The data-erasing malware sabotaged three-quarters, or some 35,000, of the company’s computers, while branding screens with an image of a burning American flag. A few months later, another wiper virus attacked Qatar’s RasGas.
Al Quliti identifies “the region’s heavy dependence on oil and gas—as well as the oil and gas-powered desalination plants that provide much of the region’s fresh water”—as “a source of cyber vulnerability,” adding that “any cyber attack on these installations could prove catastrophic and might result in a humanitarian disaster.”
The sabotage operations against the Gulf’s oil industry have been attributed by various cybersecurity firms—but not officially by any government—to a group called Shamoon, thought to be sponsored by the Iranian government.
Michael Eisenstadt, the Director of the Military and Security Studies Program at the Washington Institute for Near East Policy, notes that “cyber allows Iran to strike at adversaries globally, instantaneously, and on a sustained basis, and to potentially achieve strategic effects in ways it cannot in the physical domain.” For example, in March 2016, the Justice Department revealed indictments for seven Iranian’s working on behalf of the Iranian Revolutionary Guard Corps for distributed denial of service attacks against U.S. banks in 2012, which appeared to be in retaliation for U.S. sanctions imposed on Iran the previous year. The indictments also was in response to Iran’s infiltration into the systems of a small New York dam in 2013—a possible testing ground for penetrating larger pieces of U.S. critical infrastructure. In 2014, the same year North Korea set its sights on Sony Pictures, Iran’s cyber capabilities again reached into the United States, using another wiper virus to sabotage the operations of the Las Vegas Sands casino, whose chief executive, a staunch supporter of Israel, had suggested detonating a nuclear bomb in over Iran.
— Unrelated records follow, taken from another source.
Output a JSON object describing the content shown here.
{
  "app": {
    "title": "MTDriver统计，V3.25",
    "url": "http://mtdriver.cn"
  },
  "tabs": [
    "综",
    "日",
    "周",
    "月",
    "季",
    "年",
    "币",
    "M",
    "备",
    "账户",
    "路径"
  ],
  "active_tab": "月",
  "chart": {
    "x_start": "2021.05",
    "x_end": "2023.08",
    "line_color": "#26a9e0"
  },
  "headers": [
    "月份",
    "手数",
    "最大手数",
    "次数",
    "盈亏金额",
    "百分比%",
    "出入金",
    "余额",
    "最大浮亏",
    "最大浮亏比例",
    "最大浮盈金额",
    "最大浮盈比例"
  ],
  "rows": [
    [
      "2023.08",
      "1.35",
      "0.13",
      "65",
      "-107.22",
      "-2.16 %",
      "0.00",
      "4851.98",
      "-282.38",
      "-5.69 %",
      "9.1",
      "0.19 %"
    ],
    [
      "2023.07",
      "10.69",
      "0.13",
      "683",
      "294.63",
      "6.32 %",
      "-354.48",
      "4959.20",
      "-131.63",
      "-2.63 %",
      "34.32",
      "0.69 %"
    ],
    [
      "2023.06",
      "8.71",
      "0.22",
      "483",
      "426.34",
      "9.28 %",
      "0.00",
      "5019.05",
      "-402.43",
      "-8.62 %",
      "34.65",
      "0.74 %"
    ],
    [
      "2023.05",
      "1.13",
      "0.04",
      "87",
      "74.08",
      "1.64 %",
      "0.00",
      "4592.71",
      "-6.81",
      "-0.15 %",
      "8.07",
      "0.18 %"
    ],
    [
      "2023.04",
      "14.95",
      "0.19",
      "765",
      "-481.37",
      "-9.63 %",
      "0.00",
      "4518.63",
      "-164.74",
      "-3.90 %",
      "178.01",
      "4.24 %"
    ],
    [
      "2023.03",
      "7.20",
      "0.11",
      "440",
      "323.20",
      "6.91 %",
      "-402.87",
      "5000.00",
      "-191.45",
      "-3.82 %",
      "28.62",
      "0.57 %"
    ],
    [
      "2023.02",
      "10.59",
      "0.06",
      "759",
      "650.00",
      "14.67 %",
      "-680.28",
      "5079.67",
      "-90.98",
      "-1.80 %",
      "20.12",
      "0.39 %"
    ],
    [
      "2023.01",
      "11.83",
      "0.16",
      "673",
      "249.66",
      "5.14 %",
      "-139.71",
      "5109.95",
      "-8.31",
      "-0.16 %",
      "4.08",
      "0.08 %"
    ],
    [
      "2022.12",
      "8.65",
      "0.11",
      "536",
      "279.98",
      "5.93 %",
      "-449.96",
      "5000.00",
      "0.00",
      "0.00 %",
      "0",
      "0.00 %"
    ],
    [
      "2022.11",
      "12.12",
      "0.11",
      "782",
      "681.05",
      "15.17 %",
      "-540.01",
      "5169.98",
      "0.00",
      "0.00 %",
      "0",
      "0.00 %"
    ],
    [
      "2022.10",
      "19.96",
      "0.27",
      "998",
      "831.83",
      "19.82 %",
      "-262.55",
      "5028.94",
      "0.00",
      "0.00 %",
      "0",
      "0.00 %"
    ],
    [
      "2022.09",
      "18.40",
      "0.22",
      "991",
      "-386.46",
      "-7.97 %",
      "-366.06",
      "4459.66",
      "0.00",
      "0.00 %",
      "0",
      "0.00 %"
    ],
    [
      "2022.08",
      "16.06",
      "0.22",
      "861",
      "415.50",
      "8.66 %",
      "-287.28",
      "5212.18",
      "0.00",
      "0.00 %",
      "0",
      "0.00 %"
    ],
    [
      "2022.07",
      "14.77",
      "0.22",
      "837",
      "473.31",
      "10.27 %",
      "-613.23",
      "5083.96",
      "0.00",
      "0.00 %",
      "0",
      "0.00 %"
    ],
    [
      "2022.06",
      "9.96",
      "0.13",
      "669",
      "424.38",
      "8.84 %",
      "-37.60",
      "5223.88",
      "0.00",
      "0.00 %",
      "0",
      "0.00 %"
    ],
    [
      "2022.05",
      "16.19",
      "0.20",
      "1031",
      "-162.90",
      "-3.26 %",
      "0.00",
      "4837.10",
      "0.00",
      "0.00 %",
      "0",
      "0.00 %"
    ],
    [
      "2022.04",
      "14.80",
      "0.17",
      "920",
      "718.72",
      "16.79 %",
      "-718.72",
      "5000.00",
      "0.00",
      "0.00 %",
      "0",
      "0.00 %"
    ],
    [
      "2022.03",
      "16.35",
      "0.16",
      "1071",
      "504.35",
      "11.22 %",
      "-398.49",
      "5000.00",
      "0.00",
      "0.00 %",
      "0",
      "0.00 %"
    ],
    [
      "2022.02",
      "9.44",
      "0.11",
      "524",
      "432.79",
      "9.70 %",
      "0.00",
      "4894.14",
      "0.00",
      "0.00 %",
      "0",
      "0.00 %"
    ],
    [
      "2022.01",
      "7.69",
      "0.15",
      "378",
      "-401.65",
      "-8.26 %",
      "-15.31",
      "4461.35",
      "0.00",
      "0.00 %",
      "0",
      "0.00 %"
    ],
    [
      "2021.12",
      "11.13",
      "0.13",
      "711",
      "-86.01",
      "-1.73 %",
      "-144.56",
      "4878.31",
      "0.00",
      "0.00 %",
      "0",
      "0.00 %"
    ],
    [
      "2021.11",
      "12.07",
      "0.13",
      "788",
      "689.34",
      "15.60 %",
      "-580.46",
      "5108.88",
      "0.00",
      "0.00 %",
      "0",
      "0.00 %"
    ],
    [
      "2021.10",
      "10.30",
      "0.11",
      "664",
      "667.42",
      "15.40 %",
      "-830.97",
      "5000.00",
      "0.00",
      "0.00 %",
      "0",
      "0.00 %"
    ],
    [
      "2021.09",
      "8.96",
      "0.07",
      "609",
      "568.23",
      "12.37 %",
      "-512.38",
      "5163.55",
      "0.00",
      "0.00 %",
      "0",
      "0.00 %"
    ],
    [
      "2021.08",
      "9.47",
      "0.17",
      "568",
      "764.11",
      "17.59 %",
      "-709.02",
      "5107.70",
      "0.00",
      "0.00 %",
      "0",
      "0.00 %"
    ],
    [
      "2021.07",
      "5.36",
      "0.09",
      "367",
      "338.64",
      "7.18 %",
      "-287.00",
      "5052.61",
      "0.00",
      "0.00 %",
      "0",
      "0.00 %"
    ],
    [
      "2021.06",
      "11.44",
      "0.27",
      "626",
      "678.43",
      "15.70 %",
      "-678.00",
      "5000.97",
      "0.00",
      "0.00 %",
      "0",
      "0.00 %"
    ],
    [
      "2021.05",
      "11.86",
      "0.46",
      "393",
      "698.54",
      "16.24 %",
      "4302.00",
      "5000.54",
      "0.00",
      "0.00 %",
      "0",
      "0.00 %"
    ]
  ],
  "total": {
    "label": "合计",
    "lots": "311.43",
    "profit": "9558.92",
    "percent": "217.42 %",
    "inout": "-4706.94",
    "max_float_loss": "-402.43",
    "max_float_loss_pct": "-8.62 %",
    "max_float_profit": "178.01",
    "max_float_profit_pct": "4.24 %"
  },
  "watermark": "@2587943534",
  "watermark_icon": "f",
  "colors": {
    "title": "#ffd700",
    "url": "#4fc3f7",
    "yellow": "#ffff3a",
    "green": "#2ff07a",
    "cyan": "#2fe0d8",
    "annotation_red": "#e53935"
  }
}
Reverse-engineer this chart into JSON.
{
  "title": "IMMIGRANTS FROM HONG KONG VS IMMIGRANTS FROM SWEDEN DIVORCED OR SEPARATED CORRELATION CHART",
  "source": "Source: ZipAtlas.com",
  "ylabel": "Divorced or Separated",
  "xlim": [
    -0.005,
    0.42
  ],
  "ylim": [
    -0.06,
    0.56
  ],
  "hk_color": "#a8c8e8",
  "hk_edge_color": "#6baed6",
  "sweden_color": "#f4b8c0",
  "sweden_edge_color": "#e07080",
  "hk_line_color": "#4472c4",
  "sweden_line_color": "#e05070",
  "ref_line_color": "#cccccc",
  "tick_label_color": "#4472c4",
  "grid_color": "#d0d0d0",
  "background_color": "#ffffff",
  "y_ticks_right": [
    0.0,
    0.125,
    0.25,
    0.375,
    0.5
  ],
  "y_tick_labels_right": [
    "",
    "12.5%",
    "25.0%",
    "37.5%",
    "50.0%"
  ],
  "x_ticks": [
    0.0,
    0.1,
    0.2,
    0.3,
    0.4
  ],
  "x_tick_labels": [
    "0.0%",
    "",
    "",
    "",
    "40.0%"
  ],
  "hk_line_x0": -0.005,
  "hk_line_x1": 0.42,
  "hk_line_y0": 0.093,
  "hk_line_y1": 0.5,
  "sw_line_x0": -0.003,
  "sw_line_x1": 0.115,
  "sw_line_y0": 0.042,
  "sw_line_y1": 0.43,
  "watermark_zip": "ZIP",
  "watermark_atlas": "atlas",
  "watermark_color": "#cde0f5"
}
Last November, right before a major OPEC meeting, a variation of the Disttrack wiper used against Saudi Aramco in 2012 struck again, now fitted with a picture of Alan Kurdi, the drowned Syrian toddler who washed up in Turkey in 2015. The virus targeted six Saudi organizations, most notably the Saudi General Authority of Civil Aviation, delivering its payload at the close of business on a Thursday, the start of the Islamic weekend, for maximum impact. Some experts speculate the November attack could have also been a false-flag operation to derail the Iranian nuclear deal.
Interestingly, for both the 2012 and 2016 Shamoon attacks, the wiper came fitted with stolen login credentials that cybersecurity firm Symantec now believes could have been gleaned from a cyber espionage tool, known as Greenbug, found on one of the administrator computers of a Saudi organization targeted in November. The potential link between Greenbug and the Shamoon group opens up possible investigations into the group’s involvement in a host of other Greenbug attacks throughout the Middle East, including breaches in Saudi Arabia, Bahrain, Iraq, Qatar, Kuwait, Turkey, and even Iran—though likely for domestic surveillance on dissidents. Just last week, another wiper virus hit 15 Saudi organizations, including the Ministry of Labor, prompting the government to issue an urgent warning of pending Shamoon attacks.
Eisenstadt points out that “Iran’s cyber activities show that a third-tier cyber power can carry out significant nuisance and cost-imposing attacks,” and “its network reconnaissance activities seem to indicate that it is developing contingency plans to attack its enemies’ critical infrastructure.” According to Eisentadt, is now seems that “in the past decade, Iran’s cyber toolkit has evolved from a low-tech means of lashing out at its enemies by defacing websites and conducting DDoS attacks, to a central pillar of its national security concept.”